Why doesn't your microphone preamplifier need a meter?
Some microphone preamplifiers have meters for every channel. Some microphone preamplifiers, such as the Focusrite Octopre LE, have just one meter that is switchable to which channel you need to check.
But the strange thing is that microphone preamplifiers don't need meters at all.
It's all a matter of gain structure. Let's see how it works in a conventional mixing console...
A conventional mixing console has a microphone preamplifier on every input channel. There are no meters specifically dedicated to the preamps, but there will be meters on the group and master outputs.
Conventionally, the way you set the microphone preamplifier gain on a conventional mixing console is to press the PFL (solo) button on that channel. Not only do you hear the channel in isolation, the output of the channel from a point before the fader is sent to the meters.
All you need to is set the microphone preamplifier gain so that there is a good healthy reading on the meters.
Let's substitute the conventional mixing console with a separate microphone preamplifier, or set of them, and digital audio workstation.
Each individual preamp is connected to one channel of the DAW. Now since any DAW worth using has metering of the input level on every channel, these take the place of the meters of the conventional console.
So now, you have metering of the output of the mic preamps all the time. So the preamp itself doesn't need a meter at all.
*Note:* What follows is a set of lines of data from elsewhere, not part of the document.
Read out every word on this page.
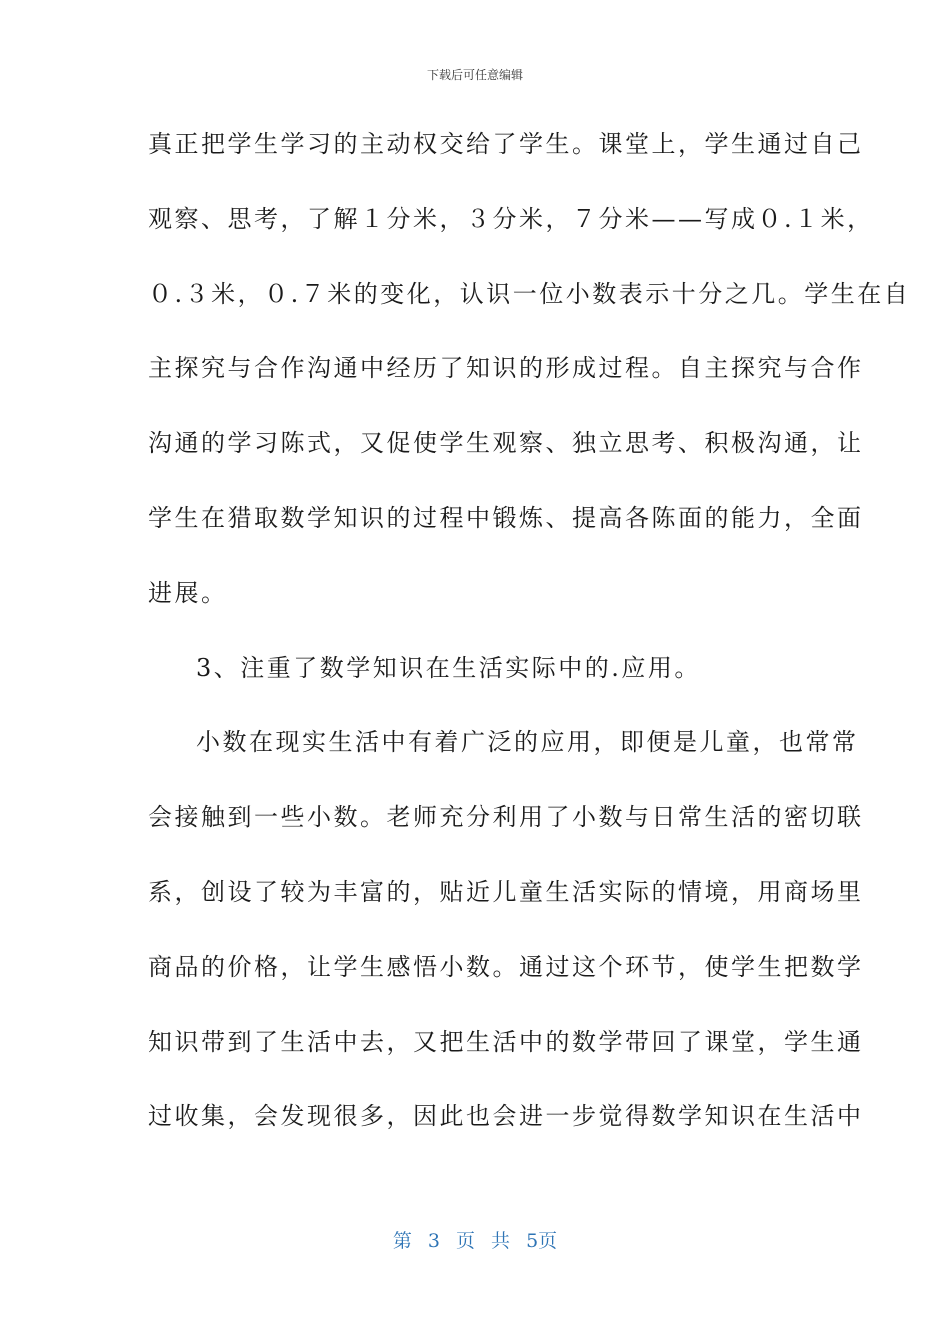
下载后可任意编辑
真正把学生学习的主动权交给了学生。课堂上，学生通过自己
观察、思考，了解１分米，３分米，７分米——写成０.１米，
０.３米，０.７米的变化，认识一位小数表示十分之几。学生在自
主探究与合作沟通中经历了知识的形成过程。自主探究与合作
沟通的学习陈式，又促使学生观察、独立思考、积极沟通，让
学生在猎取数学知识的过程中锻炼、提高各陈面的能力，全面
进展。
3、注重了数学知识在生活实际中的.应用。
小数在现实生活中有着广泛的应用，即便是儿童，也常常
会接触到一些小数。老师充分利用了小数与日常生活的密切联
系，创设了较为丰富的，贴近儿童生活实际的情境，用商场里
商品的价格，让学生感悟小数。通过这个环节，使学生把数学
知识带到了生活中去，又把生活中的数学带回了课堂，学生通
过收集，会发现很多，因此也会进一步觉得数学知识在生活中
第 3 页 共 5页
However, there is a question of gain structure...
In a conventional mixing console, the highest possible level is the same for the output of the microphone preamplifier and all of the rest of the following circuitry. So unless the designer has done something really odd, if output signal from the preamp section is within the maximum allowable, then that is OK for everything that follows.
However, this is not necessarily the case for the combination of a microphone preamplifier and a DAW.
Ideally the maximum output level of the preamplifier should correspond to the clipping point of the audio interface of the DAW.
That way, the signal-to-noise ratio is optimized. However, the maximum output level of the preamp may be higher than the clipping point of the interface. In which case a lower gain setting will be used, leaving some unused - and unusable - headroom in the preamp.
It may be possible to reduce the input sensitivity of the interface. But the likely method will just be by reducing the level before the active circuitry. This doesn't really make things any better.
In an ideal world, the output capability of the preamp would be matched to the requirements of the interface at the design stage. But since they are in all probability made by different manufacturers, this would only happen by coincidence.
To be honest, few people will notice any difference. But the conventional mixing console is optimized right out of the box. The preamp/DAW combination may be always be a compromise.